Я спустился по крутой лестнице в холл и, проходя мимо деревянного Пришвина, позавидовал писателю-пантеисту: сидит тут на пеньке – никаких тебе интриг. В Пестром зале заканчивался комплексный обед, за столами нашлось только два свободных места – справа и слева от Зины Карягиной, но делать нечего: в Переделкино я плохо позавтракал и оголодал. Через минуту Алик плюхнул передо мной салат оливье.
– Хорошая, у тебя, Гош, порция. Горошка много! – с обидой молвила Зинаида: говорила она медленно и тяжело.
– А у тебя разве был без горошка?
– Три горошины. Специально сосчитала. Сволочи!
Фигурой Карягина напоминала магазинную гирю, отлитую в человеческий рост, а лицом походила, соответственно, на чугунную маску, какие иногда украшают ограду набережной. Из-под набрякших век виднелись маленькие обиженные глазки. Зина служила ответственным секретарем комиссии по работе с молодыми литераторами, но редкий начинающий автор решался заглянуть к ней в кабинет, заваленный рукописями неведомых талантов. Правда, одно время к ней повадился отважный молодой поэт из города Электроугли, и в положенный срок Карягина произвела на свет мальчика, такого увесистого, что смотреть сбежался весь роддом. Но смелый дебютант, ставший отцом, к тому времени выпустил в «Современнике» первую книгу, которую протаранила ему Зина, и бесследно исчез не только из Москвы, но даже из Электроуглей, после чего она возненавидела человечество окончательно.
Не успел я проглотить салат – передо мной уже стояла тарелка с перловым супом.
– Смотри-ка, с мясом? – ахнула Карягина. – А у меня одни кости были!
– Зин, тебе кажется…
– Ничего не кажется. На компот посмотри!
Я посмотрел: в самом деле, мой стакан был по края набит аппетитно разбухшими сухофруктами – черносливом, изюмом и урюком, а ей досталась желтая взвесь с ошметками неопределенного цвета.
– Сейчас принесут второе, и ты все поймешь. – Она уперлась в меня безысходным взором.
Появился игривый Алик, неся на подносе дюжину порций жареной курицы с картофельным пюре. Не глядя, как крупье на карты, официант разметал тарелки по столам. Заподозрить его в злом умысле именно против Зины было невозможно, однако хотите верьте – хотите нет: передо мной на нежном картофельном возвышении лежало, напоминая пухлый бумеранг, сочное крыло, такое большое, словно отняли его у зрелой индейки. Карягиной же досталась жалкая пупырчатая загогулина, похожая скорее на фрагмент несовершеннолетней перепелки.

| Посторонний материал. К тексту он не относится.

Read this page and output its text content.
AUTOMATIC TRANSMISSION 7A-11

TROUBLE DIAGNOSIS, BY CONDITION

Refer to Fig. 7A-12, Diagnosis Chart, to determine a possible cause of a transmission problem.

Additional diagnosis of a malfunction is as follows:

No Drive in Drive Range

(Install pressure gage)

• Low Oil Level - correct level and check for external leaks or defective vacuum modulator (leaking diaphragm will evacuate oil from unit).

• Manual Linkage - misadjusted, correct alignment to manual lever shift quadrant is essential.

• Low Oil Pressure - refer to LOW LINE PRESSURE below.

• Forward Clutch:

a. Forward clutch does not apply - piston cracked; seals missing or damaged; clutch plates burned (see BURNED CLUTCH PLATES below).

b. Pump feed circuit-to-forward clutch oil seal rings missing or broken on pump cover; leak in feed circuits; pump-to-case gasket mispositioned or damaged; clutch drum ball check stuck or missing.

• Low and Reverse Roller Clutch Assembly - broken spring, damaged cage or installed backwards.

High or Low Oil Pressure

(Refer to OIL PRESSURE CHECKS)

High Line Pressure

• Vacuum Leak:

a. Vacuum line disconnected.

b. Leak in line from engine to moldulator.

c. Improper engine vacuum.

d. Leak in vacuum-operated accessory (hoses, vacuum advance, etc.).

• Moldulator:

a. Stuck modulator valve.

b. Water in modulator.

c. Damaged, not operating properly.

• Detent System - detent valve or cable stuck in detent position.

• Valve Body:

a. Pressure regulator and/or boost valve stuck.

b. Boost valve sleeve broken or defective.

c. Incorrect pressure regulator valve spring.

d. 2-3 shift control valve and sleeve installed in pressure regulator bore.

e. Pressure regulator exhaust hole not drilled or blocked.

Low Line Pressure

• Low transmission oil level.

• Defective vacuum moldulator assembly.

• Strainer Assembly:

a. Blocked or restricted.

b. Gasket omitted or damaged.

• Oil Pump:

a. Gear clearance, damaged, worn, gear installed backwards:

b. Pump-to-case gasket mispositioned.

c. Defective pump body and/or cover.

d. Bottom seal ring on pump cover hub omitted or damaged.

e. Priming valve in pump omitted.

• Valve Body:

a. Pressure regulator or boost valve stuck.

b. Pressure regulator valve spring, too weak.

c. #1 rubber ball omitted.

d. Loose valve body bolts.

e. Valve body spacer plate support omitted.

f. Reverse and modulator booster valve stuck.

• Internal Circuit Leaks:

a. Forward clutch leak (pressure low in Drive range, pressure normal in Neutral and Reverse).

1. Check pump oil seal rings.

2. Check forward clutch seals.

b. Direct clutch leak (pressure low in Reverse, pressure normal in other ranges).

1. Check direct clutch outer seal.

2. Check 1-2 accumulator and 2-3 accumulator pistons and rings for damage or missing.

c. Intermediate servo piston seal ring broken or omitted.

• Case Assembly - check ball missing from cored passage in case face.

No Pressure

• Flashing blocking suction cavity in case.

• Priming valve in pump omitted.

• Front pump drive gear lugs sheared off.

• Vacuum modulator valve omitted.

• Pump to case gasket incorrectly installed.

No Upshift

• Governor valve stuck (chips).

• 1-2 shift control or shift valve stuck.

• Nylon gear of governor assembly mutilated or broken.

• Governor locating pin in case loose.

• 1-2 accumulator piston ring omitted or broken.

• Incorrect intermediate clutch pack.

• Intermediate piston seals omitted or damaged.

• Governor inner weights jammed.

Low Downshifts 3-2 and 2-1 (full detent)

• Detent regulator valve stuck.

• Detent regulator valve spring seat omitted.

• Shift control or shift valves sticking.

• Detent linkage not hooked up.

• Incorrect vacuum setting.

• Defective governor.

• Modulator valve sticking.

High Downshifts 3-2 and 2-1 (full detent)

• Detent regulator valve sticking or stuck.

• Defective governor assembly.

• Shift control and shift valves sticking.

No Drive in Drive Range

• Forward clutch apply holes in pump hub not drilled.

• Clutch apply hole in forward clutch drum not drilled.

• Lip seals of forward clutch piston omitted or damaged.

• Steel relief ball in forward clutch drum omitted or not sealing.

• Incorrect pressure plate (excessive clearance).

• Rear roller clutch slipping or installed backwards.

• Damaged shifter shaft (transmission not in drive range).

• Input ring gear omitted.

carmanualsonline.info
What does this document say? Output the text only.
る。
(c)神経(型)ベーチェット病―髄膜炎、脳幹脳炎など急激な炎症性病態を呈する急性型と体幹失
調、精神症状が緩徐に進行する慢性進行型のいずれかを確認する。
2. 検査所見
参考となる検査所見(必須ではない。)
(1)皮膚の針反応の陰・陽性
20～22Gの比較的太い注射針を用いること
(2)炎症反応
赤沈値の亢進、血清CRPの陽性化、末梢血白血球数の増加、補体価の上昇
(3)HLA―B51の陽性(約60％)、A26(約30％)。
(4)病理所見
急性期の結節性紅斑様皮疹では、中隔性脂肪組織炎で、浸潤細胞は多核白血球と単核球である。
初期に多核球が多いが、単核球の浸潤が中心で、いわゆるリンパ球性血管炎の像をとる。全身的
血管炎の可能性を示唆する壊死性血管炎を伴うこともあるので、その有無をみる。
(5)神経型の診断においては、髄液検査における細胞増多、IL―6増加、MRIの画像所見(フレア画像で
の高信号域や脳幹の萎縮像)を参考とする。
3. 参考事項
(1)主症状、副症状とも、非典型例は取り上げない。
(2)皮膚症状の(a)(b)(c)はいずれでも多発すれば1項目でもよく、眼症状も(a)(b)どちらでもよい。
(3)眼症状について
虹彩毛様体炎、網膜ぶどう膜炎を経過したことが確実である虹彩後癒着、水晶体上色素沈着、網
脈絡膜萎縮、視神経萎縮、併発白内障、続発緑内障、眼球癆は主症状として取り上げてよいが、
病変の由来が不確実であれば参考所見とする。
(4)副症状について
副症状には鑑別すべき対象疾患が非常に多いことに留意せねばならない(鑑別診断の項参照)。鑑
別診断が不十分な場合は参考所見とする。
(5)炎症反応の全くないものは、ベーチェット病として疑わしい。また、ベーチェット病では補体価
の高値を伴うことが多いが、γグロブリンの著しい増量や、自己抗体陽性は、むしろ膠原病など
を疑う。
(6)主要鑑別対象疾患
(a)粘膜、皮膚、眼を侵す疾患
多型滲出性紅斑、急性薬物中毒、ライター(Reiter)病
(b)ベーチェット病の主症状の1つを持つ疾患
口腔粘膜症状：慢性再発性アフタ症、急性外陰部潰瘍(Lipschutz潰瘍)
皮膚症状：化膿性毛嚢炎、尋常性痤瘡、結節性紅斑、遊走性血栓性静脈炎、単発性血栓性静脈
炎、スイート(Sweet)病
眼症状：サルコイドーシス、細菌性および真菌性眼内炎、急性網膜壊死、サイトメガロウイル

– Понял? – с фатальным смирением спросила Зина.
– Возьми мою порцию! – оторопев от этой мрачной несправедливости, предложил я.
– Не надо, судьбу не обманешь… – Она всхлипнула, улыбнувшись. – Знаешь, Гош, мама меня ведь рожать не хотела, аборт собиралась сделать, просто не дошла до врача. Э-э-эх-р-р-р… – Несчастная женщина одним движением уместила крылышко во рту и страшно хрустнула зубами.
Когда гульба покатится лавиной,
Пей, но следи, кто громче всех несет
КПСС да рюмку половинит –
Тот, к бабке не ходи, и есть сексот!